Open Discussion → Where words are inserted into the DB?

Where words are inserted into the DB?

Hi all,

I'm grepping the sources and trying to find out how POPFile works.

In particular I'm failing to see where the data corresponding to the words found in a message is stored in the DB,

I started from grokking the method:
Bayes::classify_and_modify()

which just near its end executes this code:

 $self->{history__}->commit_slot( $session, $slot, $classification, $self->{magnet_detail__} );

and the commit_slot() method of the history module in turn executes:

$self->mq_post_( 'COMIT', $session, $slot, $bucket, $magnet );

which is in turn processed by the so-called "central mutex queue", but at this point I'm completely lost.

What I'd like to know is when and where the word matrix of the database is updated.

I see that the Bayes::add_message_bucket() method has to be somehow involved, but I cannot see where it is called in the code.

I'm having some hard time figuring it out alone so maybe with a knowledge of the code can give me an help into getting to the point.

Many thanks in advance, greets.

  • Message #1246

    The wiki has a general overview of POPFile and there is a database schema (POPFile 1.1.1 uses this schema). There may be other documents but at the moment I cannot think of any (I'm not a Perl programmer so I don't know much about the internal working of POPFile; I rely upon the comments in the code to find things).

    The Perl DBI module has a "tracing" mode that shows low level "behind the scenes" information which might help, in the absence of something better. CPAN has more information: http://search.cpan.org/~timb/DBI-1.609/DBI.pm#TRACING

    Here is an extract from a level 1 trace on my Windows system to give you some idea of what to expect:

        <- prepare('select bucket_params.val from bucket_params
                      where bucket_params.bucketid = ? and
                            bucket_params.btid = ?;')= DBI::st=HASH(0x38514a4) at Bayes.pm line 1043
        <- prepare('replace into bucket_params ( bucketid, btid, val ) values ( ?, ?, ? );')= DBI::st=HASH(0x385154c) at Bayes.pm line 1048
        <- prepare('select bucket_template.def from bucket_template
                      where bucket_template.id = ?;')= DBI::st=HASH(0x38515f4) at Bayes.pm line 1051
        <- prepare('select buckets.name from buckets, magnets
                      where buckets.userid = ? and
                            magnets.id != 0 and
                            magnets.bucketid = buckets.id group by buckets.name order by buckets.name;')= DBI::st=HASH(0x385169c) at Bayes.pm line 1055
    

    Brian

    Edited to fix a minor typo ("by" instead of "but")

    • Message #1247

      Thanks for the reply brian.

      Do you know if it is possible to have the DBI traces on the log file?

      I had a more in-depth look at the code and I think I'm starting to see how it works.

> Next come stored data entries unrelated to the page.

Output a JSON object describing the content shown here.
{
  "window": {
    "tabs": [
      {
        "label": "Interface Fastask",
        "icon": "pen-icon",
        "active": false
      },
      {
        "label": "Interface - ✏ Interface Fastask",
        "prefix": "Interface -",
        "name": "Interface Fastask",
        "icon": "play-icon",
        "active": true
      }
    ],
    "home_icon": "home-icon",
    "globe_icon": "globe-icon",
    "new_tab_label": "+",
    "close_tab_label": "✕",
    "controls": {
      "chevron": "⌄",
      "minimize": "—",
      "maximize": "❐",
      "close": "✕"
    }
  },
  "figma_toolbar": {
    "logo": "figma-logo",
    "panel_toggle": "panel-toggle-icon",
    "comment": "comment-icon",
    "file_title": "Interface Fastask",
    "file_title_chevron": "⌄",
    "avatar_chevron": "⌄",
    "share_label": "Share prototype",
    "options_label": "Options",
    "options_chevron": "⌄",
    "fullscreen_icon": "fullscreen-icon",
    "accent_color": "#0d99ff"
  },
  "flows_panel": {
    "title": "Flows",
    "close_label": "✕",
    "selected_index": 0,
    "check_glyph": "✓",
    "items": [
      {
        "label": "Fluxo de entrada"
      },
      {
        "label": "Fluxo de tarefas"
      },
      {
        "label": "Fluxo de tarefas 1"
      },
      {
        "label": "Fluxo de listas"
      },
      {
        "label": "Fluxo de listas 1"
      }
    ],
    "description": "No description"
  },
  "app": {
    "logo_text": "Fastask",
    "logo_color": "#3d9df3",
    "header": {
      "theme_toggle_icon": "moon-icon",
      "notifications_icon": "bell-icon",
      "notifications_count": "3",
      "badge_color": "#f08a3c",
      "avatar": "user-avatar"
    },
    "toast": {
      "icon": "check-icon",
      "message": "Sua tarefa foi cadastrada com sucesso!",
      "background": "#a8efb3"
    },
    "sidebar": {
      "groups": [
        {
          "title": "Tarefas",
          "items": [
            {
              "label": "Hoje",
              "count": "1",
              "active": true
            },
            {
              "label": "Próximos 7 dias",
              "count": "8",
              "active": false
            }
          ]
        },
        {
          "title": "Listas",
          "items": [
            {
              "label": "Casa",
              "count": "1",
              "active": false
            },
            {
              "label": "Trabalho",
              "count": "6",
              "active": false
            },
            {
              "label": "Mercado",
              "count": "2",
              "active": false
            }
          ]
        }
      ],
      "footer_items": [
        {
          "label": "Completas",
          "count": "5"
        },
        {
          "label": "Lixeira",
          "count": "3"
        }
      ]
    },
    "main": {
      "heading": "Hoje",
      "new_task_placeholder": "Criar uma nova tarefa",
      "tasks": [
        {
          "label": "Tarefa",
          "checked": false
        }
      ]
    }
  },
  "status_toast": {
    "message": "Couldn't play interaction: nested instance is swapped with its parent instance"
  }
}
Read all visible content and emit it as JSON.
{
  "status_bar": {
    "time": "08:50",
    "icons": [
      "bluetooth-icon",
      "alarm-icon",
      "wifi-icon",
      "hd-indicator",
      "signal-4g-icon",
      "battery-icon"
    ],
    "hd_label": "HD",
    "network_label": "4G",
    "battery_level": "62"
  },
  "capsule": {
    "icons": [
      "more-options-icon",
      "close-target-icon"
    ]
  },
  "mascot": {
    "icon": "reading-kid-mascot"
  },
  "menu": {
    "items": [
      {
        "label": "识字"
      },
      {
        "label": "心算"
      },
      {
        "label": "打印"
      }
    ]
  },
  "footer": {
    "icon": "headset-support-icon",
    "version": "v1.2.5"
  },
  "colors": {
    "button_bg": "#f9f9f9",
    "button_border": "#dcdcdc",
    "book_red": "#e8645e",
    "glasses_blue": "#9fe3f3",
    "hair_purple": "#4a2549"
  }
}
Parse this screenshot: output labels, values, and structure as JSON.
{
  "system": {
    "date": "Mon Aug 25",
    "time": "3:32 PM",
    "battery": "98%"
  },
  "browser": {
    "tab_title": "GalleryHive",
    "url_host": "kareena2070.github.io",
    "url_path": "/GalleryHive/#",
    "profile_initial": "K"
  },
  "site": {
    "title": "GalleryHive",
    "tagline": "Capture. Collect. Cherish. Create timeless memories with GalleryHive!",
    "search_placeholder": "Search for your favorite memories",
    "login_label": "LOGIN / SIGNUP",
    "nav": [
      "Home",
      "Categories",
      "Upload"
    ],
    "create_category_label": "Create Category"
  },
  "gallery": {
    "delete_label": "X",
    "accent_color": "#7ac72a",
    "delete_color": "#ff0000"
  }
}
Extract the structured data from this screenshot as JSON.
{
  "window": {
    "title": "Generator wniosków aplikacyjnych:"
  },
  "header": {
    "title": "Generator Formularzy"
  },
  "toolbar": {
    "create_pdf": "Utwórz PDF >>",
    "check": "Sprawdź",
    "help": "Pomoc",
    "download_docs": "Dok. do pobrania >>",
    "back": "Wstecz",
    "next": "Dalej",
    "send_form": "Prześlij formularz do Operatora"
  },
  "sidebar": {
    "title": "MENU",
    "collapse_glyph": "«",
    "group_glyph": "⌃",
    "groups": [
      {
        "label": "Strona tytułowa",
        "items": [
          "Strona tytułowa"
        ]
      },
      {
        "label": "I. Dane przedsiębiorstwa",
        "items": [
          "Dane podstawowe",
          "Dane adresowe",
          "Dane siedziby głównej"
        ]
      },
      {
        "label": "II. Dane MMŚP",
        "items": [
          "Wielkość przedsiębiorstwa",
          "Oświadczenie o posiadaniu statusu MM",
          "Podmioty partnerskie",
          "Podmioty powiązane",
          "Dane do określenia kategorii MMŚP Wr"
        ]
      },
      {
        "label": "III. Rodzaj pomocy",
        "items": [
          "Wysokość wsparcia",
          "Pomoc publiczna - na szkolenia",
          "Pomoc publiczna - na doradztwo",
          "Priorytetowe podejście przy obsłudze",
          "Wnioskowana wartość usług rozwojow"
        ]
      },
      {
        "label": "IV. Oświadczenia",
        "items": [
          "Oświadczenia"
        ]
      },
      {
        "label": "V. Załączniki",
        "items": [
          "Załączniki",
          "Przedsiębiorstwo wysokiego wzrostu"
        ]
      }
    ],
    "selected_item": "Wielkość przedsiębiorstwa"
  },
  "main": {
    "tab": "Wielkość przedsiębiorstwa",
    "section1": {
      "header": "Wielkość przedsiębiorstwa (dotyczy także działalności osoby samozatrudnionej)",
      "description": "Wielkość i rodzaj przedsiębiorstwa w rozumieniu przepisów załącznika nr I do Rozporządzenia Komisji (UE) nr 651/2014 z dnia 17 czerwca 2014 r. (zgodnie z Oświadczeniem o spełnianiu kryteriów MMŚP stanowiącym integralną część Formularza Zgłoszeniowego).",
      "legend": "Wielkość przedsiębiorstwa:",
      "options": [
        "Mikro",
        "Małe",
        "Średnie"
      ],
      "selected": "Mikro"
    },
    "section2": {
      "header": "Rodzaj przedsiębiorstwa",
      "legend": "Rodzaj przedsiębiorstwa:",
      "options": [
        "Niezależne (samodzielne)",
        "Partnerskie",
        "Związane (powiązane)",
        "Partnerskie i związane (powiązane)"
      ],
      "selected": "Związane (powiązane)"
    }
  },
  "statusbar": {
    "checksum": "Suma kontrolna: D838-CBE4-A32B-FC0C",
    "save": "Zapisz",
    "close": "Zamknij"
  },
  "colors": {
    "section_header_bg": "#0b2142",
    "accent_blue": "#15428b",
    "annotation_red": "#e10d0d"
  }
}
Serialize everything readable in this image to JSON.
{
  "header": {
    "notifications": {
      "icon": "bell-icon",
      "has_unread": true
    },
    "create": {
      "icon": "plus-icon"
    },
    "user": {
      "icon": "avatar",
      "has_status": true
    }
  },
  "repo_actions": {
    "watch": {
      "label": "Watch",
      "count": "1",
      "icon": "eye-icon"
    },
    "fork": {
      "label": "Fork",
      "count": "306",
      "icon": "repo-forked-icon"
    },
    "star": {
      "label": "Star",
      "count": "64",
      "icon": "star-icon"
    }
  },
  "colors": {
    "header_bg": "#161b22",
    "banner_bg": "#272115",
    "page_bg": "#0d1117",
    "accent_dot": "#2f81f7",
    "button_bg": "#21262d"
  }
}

      Statement handlers are prepare()d in Bayes::db_connect(), and set in corresponding members of the Bayes module. I was looking for "INSERT" commands but indeed only REPLACE commands are used.

      Then the statement handlers are executed by calling validate_sql_prepare_and_execute() in various parts of the code (which doesn't prepare the handlers, just execute them, this looks like the fossil of an older design).

      Then in Bayes::db_disconnect() the statements are cleared by calling finish() on them.

      Greetings.

      • Message #1254

        Do you know if it is possible to have the DBI traces on the log file?

        If you mean you want the DBI trace output and the normal POPFile log file entries combined into a single file you can try changing the "Logger output" setting in the CONFIGURATION page in the UI.

        When I selected "To Screen (console)" or "To Screen and File" the log file messages and DBI trace messages both appeared in the console window on my Windows system. (I actually used a modified version of the Message Capture utility to display the console messages.)

        I increased the logger level to 2 to make sure there were lots of POPFile log messages. Although an enormous amount of information was generated, I'm not sure it is really what you wanted because it also includes POPFile's console messages. However it did not require any code changes so it was easy for me to try :)

        Brian

        • Message #1266

          (I actually used a modified version of the Message Capture utility to display the console messages.)

          For the benefit of any Windows users reading this topic I have now uploaded the DBI Trace Capture utility and created some documentation in the wiki for it:

          POPFile DBI Trace Capture utility (this includes a download link for the utility)

          Brian